What a tough year this has been for pursuing money. Bank and brokerage firm failures. Sub-prime mortgages and housing market crashes. Government bailouts of Citigroup and GM. Credit crunches and high unemployment. Stock market roller coaster volatility and terribly low interest rates. Iraq, Iran, North Korea, Afghanistan…
How do you react to all the negative news? Where, or in what do you place your faith for the future? Sirach 31:5 says that one who loves gold will not be justified. One who pursues money will be led astray by it. Heed what Jesus taught His disciples in Luke 12: 22-36. Do not worry. Be ready for action.
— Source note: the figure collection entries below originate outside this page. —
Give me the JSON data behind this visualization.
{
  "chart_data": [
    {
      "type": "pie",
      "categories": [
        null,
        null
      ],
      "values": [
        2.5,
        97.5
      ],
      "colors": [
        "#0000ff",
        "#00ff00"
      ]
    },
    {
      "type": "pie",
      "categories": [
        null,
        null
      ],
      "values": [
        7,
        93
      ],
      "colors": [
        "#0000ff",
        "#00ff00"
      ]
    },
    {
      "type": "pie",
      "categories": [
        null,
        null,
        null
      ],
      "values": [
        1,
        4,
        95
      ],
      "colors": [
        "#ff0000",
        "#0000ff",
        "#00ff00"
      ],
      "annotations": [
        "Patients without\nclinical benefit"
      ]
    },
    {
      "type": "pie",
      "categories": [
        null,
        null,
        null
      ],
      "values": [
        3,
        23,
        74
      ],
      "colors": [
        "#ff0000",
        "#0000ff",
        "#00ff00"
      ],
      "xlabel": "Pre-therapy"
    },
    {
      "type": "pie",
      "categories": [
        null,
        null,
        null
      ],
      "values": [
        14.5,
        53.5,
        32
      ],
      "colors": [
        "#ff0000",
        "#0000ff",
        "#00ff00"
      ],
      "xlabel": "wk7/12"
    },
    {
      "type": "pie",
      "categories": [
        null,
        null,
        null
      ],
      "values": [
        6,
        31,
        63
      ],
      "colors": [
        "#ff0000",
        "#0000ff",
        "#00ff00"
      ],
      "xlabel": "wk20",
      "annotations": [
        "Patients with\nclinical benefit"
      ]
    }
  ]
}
Make “purses that do not wear out.”
How diversified are you?
You know that #diversification is the key tenet for a sound investment strategy. Consider gold as a component of your asset allocation. Could this be the purse that does not wear out?
Gold is considered a long-term storehouse of value. As such, it fulfills all the functions of money. Bullion bars are bulky and must be safe-kept somehow. On the other hand, gold coins are portable and come in varying denominations. Universal recognition and acceptance as a form of payment make gold coins easy to buy and sell worldwide. And recently exchange traded funds like “Spider Gold Shares” allows investment in gold by virtue of a financial instrument that tracks the price of bullion.
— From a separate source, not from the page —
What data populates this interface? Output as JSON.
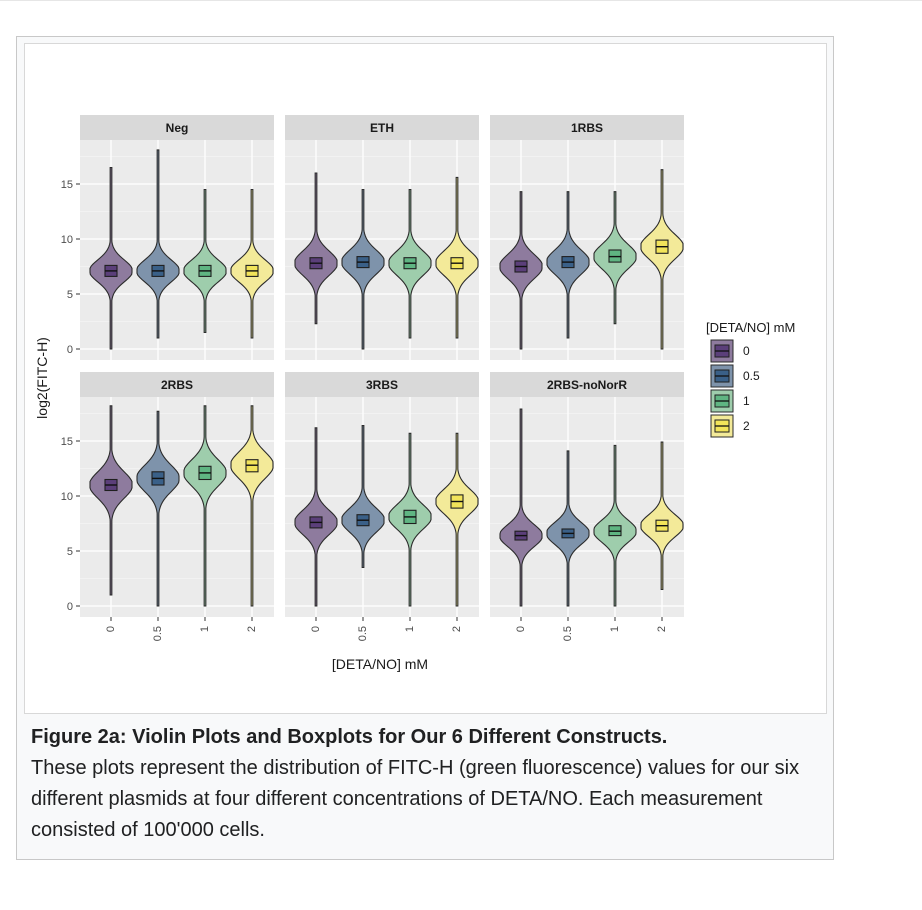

Of paramount importance is gold’s ability to retain its purchasing power. It has done that and then some. According to Blanchard and Company, $1000 invested in generic gold coins in 1970 would be worth about $40,000 today. They say gold is up 150% since 2001. Although gold fluctuates in value, this average 10% annual return demonstrates gold’s ability to keep pace with inflation.
We can’t do anything about the stock market’s and interest rate’s reaction to the war and terrorism, world and economic news, fear of a financial freeze and private company governance. We can’t do anything about the UN or the axis of evil. We can’t do anything about the weather.
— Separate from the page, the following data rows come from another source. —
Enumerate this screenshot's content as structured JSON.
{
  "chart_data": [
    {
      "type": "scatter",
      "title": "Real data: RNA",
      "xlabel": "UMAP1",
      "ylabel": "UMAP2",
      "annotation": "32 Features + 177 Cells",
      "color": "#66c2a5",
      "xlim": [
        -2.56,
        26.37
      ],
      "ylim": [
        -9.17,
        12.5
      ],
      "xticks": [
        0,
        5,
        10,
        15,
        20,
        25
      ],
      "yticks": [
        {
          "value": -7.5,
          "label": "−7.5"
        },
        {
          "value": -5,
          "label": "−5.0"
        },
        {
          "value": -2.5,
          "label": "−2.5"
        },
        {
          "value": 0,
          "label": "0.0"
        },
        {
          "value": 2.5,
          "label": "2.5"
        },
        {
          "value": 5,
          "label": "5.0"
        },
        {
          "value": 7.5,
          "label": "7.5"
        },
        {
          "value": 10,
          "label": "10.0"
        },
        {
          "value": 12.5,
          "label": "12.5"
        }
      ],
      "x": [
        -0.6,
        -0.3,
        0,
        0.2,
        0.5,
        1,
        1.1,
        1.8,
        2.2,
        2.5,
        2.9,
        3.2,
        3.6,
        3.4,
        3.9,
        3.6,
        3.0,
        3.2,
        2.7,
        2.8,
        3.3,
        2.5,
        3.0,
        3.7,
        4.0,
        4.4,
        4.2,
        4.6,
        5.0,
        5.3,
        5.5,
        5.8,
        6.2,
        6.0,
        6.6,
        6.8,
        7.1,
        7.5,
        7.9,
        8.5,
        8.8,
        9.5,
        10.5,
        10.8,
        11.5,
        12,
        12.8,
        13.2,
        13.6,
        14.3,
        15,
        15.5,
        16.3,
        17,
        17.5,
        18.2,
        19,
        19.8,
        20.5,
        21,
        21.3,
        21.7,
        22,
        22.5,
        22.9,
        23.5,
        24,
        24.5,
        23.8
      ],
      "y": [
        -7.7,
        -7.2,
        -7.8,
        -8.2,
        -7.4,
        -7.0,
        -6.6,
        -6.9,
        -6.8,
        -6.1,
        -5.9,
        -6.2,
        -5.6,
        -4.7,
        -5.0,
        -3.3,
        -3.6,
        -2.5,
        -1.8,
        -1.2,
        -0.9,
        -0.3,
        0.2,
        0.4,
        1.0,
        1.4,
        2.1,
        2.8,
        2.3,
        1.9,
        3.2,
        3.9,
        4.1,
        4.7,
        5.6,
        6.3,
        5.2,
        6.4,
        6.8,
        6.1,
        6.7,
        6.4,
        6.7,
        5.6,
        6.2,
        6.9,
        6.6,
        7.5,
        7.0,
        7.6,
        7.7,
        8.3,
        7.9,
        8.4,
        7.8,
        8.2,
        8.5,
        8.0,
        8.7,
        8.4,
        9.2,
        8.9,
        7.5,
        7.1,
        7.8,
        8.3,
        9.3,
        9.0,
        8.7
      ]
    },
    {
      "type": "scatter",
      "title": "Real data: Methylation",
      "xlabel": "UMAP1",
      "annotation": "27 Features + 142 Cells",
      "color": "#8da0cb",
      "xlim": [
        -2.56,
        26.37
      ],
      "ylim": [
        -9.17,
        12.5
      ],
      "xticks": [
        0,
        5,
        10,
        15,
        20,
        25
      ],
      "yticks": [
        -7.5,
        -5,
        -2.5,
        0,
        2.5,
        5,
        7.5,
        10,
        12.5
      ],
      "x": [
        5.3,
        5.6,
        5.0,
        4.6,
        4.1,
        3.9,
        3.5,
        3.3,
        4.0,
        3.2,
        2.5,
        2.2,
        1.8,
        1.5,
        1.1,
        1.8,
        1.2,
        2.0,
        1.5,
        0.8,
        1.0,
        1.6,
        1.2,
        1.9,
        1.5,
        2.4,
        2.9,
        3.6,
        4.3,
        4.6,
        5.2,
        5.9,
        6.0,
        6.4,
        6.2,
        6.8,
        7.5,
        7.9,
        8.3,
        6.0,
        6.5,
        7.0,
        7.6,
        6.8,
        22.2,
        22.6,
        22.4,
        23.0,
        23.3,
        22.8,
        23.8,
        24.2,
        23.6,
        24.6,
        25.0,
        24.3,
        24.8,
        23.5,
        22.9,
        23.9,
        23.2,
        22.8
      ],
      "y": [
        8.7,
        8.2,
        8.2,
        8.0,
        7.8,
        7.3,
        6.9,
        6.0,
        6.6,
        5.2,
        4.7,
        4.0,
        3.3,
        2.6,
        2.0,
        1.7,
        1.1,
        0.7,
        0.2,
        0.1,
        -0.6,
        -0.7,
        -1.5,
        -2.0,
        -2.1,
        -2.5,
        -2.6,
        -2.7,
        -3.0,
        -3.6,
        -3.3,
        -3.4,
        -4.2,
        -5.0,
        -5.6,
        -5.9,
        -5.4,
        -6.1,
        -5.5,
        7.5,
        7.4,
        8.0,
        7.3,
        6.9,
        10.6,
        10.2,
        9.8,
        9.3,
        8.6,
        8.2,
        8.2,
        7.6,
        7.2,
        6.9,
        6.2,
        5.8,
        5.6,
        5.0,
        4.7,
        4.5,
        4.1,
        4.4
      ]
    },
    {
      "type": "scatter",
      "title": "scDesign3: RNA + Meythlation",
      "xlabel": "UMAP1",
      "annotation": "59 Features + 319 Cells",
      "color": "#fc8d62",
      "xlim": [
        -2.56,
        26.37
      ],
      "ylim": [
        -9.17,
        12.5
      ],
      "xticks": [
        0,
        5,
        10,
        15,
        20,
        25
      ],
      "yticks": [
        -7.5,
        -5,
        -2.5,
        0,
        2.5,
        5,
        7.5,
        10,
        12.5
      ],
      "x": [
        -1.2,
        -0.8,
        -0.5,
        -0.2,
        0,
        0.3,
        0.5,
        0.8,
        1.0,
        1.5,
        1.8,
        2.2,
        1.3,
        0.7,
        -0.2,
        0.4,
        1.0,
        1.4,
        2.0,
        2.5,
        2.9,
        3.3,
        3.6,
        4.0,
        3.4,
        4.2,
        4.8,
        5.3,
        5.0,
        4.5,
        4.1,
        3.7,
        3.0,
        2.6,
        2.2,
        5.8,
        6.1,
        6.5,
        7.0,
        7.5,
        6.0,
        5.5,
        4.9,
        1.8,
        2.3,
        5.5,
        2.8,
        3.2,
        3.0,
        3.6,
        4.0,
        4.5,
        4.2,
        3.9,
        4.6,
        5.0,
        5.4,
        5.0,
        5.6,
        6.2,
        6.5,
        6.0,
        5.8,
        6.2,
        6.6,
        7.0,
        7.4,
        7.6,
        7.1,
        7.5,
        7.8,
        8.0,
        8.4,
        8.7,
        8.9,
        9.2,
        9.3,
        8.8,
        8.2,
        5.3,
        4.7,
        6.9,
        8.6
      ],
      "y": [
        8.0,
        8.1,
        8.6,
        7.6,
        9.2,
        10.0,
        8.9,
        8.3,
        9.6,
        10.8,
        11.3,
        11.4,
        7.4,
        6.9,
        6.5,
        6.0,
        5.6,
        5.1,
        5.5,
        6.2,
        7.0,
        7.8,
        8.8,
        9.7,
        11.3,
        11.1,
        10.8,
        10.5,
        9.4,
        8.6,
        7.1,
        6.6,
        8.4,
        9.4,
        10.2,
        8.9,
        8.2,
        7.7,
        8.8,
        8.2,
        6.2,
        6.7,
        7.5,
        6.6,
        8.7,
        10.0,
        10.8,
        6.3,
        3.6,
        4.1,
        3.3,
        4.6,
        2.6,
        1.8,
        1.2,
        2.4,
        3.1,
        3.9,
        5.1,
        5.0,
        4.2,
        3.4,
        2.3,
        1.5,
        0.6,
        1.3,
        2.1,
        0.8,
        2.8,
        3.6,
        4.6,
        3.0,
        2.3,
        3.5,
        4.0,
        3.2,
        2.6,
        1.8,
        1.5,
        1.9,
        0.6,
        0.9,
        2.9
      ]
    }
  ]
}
We can control our responses, however. We can maintain hope and portray a positive countenance about our future. We can stop waiting for a return to the stock values of the 1990s. We can decide to manage investment risk more honestly and proactively. We can decide to diversify amongst and within asset classes. We can act with an attitude of, “Here we are today. Let’s go forward from here.”
And when the gold dust settles, and we have more confidence about the clarity of the immediate future, we can turn in our gold coins to be melted down and made into investment vehicles of another nature. As Tobit 12:9 instructs, community driven investments such as meals and school supplies for under-privileged children. Relationship driven investments such as rings, necklaces and bracelets for our loved ones. Investments that offer returns that are immeasurable in worldly quantitative terms. Hopefully as with Peter in Acts 3:6 we can say, “I have no silver or gold, but what I have I give you.”